A one-rep max is the maximum amount of weight you can lift for a single repetition of a given exercise through a full range of motion with proper technique.
In other words, it’s how much weight you can push, pull, or squat for a single rep.
And why is this important, pray tell?
The first thing you need to know about calculating your one-rep max is that it’s good for more than bragging rights.
Sure, it’s fun to know how you stack up against other guys and gals in the gym, but there’s a better reason to care:
Knowing your one-rep max helps you maintain optimal workout intensity (and thereby achieve optimal results).
It allows you to train hard enough to get the maximum muscle-building stimulus out of every workout, without training so hard that you increase the risk of injury or run into symptoms related to overtraining.
And in this article, you’re going to learn the best way to calculate your one-rep max for every exercise.
As you just learned, a one-rep max is the maximum amount of weight you can lift for a single repetition of a given exercise through a full range of motion with proper technique.
In fitness circles, it’s usually referred to as your 1RM.
Let’s unpack that a bit. More specifically, a 1RM is . . .
- The maximum amount of weight you can lift for one repetition . . . assuming you’re warmed up, rested, and just starting your workout (without doing any other sets or exercises beforehand). Basically, how much you can lift under ideal conditions.

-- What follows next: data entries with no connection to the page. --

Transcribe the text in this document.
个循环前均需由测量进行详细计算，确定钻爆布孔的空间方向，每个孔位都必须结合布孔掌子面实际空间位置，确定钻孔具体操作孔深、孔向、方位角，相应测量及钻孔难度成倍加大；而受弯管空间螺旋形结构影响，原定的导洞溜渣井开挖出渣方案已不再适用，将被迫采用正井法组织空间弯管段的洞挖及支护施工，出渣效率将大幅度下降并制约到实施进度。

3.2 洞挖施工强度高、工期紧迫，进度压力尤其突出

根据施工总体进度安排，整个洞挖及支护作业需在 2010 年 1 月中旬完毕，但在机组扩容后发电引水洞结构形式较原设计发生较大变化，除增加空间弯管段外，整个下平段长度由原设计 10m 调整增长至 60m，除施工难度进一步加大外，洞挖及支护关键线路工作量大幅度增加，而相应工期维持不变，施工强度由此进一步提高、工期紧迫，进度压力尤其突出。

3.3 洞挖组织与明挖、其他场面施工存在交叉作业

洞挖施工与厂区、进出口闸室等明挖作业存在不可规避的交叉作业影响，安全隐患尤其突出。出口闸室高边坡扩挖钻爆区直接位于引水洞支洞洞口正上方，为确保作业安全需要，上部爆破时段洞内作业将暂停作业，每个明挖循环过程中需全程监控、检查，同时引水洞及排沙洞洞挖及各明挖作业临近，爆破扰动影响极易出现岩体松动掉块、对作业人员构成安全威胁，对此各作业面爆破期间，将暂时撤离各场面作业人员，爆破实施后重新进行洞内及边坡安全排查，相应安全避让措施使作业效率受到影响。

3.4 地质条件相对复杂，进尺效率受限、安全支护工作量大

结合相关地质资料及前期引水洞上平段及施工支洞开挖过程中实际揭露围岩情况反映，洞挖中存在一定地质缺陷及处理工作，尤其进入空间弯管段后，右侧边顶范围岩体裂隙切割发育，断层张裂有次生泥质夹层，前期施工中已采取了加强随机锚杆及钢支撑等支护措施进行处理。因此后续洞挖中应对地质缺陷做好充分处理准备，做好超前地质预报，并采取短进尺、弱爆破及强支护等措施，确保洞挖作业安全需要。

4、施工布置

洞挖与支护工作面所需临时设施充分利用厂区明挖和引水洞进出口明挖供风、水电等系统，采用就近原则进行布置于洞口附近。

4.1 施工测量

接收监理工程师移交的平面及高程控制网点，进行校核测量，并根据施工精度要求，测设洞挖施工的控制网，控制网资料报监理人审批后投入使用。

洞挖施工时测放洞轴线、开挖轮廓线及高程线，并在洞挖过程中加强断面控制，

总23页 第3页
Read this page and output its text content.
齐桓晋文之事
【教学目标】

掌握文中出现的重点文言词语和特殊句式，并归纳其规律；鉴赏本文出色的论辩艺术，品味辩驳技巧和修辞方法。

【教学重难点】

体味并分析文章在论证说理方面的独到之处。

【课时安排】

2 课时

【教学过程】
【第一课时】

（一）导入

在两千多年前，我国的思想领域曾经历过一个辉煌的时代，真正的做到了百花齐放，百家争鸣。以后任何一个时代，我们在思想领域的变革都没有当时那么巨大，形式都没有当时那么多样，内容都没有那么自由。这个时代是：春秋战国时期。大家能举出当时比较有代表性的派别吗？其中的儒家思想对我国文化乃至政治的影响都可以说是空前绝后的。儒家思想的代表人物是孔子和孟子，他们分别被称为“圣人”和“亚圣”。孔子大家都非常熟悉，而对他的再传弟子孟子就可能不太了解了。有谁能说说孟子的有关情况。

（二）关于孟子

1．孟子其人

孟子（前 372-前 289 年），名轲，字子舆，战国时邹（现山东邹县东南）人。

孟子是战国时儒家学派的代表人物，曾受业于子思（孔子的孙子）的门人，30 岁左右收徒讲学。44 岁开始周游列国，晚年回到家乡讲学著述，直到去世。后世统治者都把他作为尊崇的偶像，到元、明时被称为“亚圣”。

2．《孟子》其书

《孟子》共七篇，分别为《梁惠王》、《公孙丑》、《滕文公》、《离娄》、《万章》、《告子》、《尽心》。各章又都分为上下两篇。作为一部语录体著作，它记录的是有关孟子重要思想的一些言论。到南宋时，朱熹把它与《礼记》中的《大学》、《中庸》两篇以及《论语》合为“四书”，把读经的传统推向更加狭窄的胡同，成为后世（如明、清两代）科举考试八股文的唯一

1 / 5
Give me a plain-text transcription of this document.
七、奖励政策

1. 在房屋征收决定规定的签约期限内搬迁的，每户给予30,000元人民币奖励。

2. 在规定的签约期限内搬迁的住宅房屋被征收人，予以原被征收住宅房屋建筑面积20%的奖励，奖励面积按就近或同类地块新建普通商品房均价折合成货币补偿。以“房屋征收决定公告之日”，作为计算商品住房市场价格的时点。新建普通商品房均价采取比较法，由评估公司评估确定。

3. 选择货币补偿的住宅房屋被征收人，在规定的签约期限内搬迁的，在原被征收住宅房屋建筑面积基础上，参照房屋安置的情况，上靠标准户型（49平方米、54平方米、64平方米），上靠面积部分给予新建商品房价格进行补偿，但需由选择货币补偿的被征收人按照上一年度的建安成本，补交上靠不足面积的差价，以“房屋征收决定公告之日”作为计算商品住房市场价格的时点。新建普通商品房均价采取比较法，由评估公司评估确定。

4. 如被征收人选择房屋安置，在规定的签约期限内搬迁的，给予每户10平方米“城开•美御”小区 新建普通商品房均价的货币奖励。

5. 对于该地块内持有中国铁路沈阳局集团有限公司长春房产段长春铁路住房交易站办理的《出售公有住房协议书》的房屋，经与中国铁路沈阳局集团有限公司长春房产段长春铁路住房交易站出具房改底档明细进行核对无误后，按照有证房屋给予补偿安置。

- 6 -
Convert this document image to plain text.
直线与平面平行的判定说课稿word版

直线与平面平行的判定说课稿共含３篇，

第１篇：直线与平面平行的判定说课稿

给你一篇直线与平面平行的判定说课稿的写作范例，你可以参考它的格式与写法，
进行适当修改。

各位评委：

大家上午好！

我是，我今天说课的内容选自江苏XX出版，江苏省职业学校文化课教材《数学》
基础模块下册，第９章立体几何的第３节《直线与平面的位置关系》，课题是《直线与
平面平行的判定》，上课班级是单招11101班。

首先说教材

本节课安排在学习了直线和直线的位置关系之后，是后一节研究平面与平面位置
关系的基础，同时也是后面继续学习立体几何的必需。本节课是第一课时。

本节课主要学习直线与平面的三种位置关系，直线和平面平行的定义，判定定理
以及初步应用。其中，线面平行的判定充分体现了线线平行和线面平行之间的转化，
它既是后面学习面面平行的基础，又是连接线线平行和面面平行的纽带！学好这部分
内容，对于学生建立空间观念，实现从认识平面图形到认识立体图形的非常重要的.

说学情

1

- Specific to each exercise. Your one-rep max for your front squat could be very different from your one-rep max for your back squat, even though they involve similar muscle groups, so you need to calculate it separately for each exercise.
- Requires full range of motion. (Quarter reps don’t count.)
- Requires proper technique. If you’re rounding your back while deadlifting, letting your knees cave in while squatting, or letting your butt hop off the pad while bench pressing, you’re ginning up your numbers at the expense of your health.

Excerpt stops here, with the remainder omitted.